Por Mauricio Cabrera (Enviado Especial)
La imagen es tan real como el desgano ante la Copa del Mundo. Brasil no está listo. Quizás ni siquiera desea estarlo. El roce social ha provocado lo impensable: que un brasileño deje de sonreír ante la pelota. Los fiesteros de siempre se volvieron apáticos de ocasión. Trabajan para el día inaugural, pero se toman descansos que explican por qué no sólo laboran a sol, sino también a sombra.
El estadio Itaquerao está confundido desde el nombre. Se le conoce como Arena Corinthians. Y la FIFA a veces se lo respeta, pero en otras su identidad cae bajo el yugo de Blatter. Se mira extraviado a unas horas de que sesenta y un mil aficionados acudan a poblarlo. Es imposible encontrarlo en el GPS. No por su culpa, sino porque la tecnología en ese aparato ha quedado en desuso frente a Google Maps. Sus accesos son tan complicados como los del Omnilife en Guadalajara. Bello, pero aún sin maquillaje en el exterior y sin alma en el interior.
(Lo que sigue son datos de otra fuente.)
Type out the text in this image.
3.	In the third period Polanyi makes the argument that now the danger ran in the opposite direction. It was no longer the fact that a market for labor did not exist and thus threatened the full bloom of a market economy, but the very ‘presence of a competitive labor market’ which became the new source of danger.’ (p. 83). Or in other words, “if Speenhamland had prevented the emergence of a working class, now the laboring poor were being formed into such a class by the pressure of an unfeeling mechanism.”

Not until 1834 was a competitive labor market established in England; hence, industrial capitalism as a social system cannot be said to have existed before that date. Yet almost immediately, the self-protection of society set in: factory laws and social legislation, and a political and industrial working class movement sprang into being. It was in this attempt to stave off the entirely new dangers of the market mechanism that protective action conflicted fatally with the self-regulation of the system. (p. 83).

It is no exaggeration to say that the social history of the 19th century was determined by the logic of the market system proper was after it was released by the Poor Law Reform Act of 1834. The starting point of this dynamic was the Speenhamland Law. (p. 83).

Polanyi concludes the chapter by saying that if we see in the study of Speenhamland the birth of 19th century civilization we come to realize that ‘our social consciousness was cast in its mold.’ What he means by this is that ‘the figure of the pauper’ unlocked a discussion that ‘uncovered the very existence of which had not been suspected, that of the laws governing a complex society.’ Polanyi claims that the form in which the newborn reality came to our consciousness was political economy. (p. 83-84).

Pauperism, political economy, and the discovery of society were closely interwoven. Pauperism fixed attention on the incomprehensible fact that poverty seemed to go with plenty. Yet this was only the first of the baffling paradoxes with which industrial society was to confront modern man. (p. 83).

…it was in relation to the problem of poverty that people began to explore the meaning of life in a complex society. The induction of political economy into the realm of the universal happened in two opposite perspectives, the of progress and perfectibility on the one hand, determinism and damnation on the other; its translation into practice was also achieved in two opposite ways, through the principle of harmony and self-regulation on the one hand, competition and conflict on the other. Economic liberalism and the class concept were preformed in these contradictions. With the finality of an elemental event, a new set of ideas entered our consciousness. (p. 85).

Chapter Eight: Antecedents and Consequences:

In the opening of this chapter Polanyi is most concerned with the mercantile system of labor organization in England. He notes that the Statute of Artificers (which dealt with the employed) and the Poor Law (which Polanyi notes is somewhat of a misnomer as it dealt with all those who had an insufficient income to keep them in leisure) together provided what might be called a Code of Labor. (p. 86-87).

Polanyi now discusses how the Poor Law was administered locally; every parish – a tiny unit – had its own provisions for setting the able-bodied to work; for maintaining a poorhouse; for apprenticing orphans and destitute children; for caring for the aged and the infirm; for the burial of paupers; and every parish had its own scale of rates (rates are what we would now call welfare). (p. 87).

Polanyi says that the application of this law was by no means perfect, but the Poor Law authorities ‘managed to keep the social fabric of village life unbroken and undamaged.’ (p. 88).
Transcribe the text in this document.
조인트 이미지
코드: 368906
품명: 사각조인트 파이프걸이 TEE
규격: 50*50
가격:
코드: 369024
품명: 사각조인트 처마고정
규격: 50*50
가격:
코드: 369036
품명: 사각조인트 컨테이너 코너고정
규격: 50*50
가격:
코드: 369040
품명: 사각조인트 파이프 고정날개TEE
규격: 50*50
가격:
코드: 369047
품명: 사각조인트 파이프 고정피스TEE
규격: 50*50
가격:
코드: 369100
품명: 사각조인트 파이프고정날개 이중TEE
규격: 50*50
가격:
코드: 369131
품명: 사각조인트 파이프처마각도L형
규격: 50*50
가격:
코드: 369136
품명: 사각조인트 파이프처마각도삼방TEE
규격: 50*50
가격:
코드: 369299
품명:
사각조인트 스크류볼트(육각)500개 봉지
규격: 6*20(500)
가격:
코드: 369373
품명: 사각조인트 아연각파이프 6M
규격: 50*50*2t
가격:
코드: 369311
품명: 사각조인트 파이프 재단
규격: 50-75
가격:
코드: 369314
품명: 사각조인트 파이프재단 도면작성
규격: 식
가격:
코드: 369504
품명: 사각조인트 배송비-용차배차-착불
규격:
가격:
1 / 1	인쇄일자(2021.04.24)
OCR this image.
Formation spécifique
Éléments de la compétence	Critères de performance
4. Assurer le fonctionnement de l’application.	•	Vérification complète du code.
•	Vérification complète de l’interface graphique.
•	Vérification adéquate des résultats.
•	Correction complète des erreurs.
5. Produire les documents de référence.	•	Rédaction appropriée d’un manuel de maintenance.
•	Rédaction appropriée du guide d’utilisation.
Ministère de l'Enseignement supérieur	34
Por dentro, la cancha cumple el cuaderno de cargos. Es de primer mundo. Pero de ahí en fuera, aunque los trabajadores los señalan como detalles mínimos, abundan las tablas por colocar, los clavos por ser fijados y las lonas por levantar. A los elevadores y a las escaleras las han dejado para el último. Quizás es una indirecta más. Si la fiesta no llegara, mejor para los brasileños, demasiado tocados en lo cotidiano como para que un partido ante los croatas les quite el sueño, En futbol tienen poco que demostrar y en organización, después de todo, lo hecho, hecho está. Nada impedirá que la pelota ruede en Sao Paulo, aunque las herramientas se queden estorbando en el camino.